Kaum noch Anlass, ernsthaft über einen Haushaltsplan 2010 nachzudenken, sieht Born- stedts Bürgermeister Andreas Arnecke. Grund ist die angespannte Finanzlage. Die Aussichten, einen ausgeglichenen Haushalt für dieses Jahr hinzubekommen, gehen Arnecke zufolge gegen Null.

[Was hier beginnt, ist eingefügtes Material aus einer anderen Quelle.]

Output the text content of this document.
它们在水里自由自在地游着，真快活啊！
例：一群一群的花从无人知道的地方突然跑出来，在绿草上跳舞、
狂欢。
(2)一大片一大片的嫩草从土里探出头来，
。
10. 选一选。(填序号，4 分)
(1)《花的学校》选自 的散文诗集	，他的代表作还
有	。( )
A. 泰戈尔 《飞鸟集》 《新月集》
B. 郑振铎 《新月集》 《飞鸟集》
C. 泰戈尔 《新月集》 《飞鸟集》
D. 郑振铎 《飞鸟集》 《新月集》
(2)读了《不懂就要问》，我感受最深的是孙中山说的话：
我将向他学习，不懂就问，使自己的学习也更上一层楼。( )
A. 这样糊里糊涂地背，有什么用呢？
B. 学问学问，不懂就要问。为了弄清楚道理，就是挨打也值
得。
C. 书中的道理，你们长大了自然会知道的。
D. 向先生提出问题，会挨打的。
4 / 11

Bornstedt. "Es macht wenig Sinn, einen Haushalt auf den Tisch zu legen, der ein nicht zu stopfendes Loch im Verwaltungshaushalt ausweist. Die Kommunalaufsicht würde uns einen solchen Haushalt nie genehmigen. Und was sollen wir pro Forma kurz vor der wohl kommenden Zwangszuordnung noch an der Steuerschraube drehen und unsere Bürger verärgern.

Mit diesen Kleinigkeiten bekommen wir den Haushalt nie hin. Das ist von uns politisch nicht gewollt", erklärte Arnecke in der jüngsten Ratssitzung und seine Ratskollegen nickten im Chor dazu.

Die Folge dessen: "Wir befinden uns somit in der vorläufigen Haushaltsführung, können nur noch unsere Pflichtaufgaben erledigen und im Zuge der Gefahrenabwehr aktiv werden. Alles andere können wir uns nicht mehr leisten. Das heißt: keine neuen Investitionen in diesem Jahr."

"Das Land lässt uns am langen Arm verhungern"

Bereits vor Wochen hatte der Bornstedter Bürgermeister heftig über die Ursachen der entstandenen Haushaltslage resümiert und die Bundesrepublik als Hauptschuldigen an der entstandenen Misere, auch von Bornstedt, bezeichnet. Infolge der Bundespolitik senkt das Land Sachsen-Anhalt mit dem neuen Finanzausgleichsgesetz seine Zuweisungen an die Kommunen.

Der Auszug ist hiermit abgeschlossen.